Born into slavery in Mississippi on August 15, 1818, Bridget "Biddy" Mason became a pioneer in Los Angeles' earliest Black business and religious communities. Mason worked as a nurse and midwife, saving $300,000 which she used to fund the First AME Church in Los Angeles. Though she passed away in 1891 in an unmarked grave, her impact on the city remained a century later. On March 27, 1988, 3,000 members of the First AME Church were present, including Mayor Tom Bradley, as her tombstone was unveiled at the Evergreen Cemetery in Boyle Heights. Mason is a legendary figure in the church and the historic Black community in Los Angeles. She is commemorated annually on November 16, "Biddy Mason Day", as well as through a monument at the Biddy Mason Park at 330 South Spring Street, just doors away from her first property.

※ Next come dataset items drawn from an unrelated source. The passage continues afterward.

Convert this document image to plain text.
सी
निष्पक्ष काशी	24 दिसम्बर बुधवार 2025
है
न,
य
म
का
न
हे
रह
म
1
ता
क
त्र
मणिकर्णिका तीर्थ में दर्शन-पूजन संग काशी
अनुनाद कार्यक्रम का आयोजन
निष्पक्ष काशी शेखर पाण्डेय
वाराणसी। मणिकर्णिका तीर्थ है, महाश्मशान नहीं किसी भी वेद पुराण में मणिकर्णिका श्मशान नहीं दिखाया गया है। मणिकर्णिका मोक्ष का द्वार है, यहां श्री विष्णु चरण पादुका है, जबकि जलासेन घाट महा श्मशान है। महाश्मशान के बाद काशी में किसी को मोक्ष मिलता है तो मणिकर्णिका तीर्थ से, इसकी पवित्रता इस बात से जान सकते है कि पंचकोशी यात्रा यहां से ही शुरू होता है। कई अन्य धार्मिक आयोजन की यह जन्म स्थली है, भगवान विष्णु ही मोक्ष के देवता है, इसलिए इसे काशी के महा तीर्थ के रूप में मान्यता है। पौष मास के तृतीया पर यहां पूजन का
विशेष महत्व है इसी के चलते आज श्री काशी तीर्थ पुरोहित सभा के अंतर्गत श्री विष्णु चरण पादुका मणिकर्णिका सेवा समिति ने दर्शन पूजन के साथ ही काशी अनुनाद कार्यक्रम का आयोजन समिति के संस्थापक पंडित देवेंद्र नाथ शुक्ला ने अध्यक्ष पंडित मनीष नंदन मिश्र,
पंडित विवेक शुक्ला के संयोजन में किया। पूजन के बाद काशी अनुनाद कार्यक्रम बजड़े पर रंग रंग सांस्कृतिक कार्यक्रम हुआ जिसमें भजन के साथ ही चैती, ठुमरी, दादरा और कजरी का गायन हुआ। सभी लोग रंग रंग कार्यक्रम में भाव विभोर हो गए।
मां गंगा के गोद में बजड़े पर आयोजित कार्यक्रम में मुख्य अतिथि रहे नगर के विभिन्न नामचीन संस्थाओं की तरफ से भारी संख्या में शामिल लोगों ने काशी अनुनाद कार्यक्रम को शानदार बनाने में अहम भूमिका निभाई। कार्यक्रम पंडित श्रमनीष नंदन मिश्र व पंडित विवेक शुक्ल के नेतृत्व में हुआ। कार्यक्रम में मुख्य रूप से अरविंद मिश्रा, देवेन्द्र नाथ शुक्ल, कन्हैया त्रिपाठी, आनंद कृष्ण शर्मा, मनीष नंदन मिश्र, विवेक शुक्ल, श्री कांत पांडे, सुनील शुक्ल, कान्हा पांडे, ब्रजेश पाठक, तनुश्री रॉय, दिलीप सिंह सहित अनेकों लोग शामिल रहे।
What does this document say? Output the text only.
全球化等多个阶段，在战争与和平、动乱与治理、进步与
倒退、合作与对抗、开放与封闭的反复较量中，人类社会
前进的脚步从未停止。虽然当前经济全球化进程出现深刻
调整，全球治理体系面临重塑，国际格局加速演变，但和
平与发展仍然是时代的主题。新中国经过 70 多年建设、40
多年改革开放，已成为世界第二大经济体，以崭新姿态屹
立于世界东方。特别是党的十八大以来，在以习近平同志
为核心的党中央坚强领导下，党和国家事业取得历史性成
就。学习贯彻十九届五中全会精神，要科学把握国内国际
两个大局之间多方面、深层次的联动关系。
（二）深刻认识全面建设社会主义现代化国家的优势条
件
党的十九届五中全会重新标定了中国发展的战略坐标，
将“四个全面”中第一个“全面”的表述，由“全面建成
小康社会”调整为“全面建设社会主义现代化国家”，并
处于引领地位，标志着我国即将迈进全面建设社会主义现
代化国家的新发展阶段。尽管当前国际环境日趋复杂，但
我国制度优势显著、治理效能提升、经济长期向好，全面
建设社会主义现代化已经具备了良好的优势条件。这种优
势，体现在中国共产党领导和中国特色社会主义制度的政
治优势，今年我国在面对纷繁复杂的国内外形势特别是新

In 1866 she bought a house and sizeable property on Spring Street for $250, becoming one of the first black women to own land in Los Angeles.
In 1872 Mason was a founding member of First African Methodist Episcopal Church, the city's first black church, located inside her downtown home.
She was instrumental in founding an elementary school for black children.
She dined on occasion at the home of Pio Pico, the last governor of Alta California and a wealthy Los Angeles land owner.
She spoke fluent Spanish.
Mason is an honoree in the California Social Work Hall of Distinction.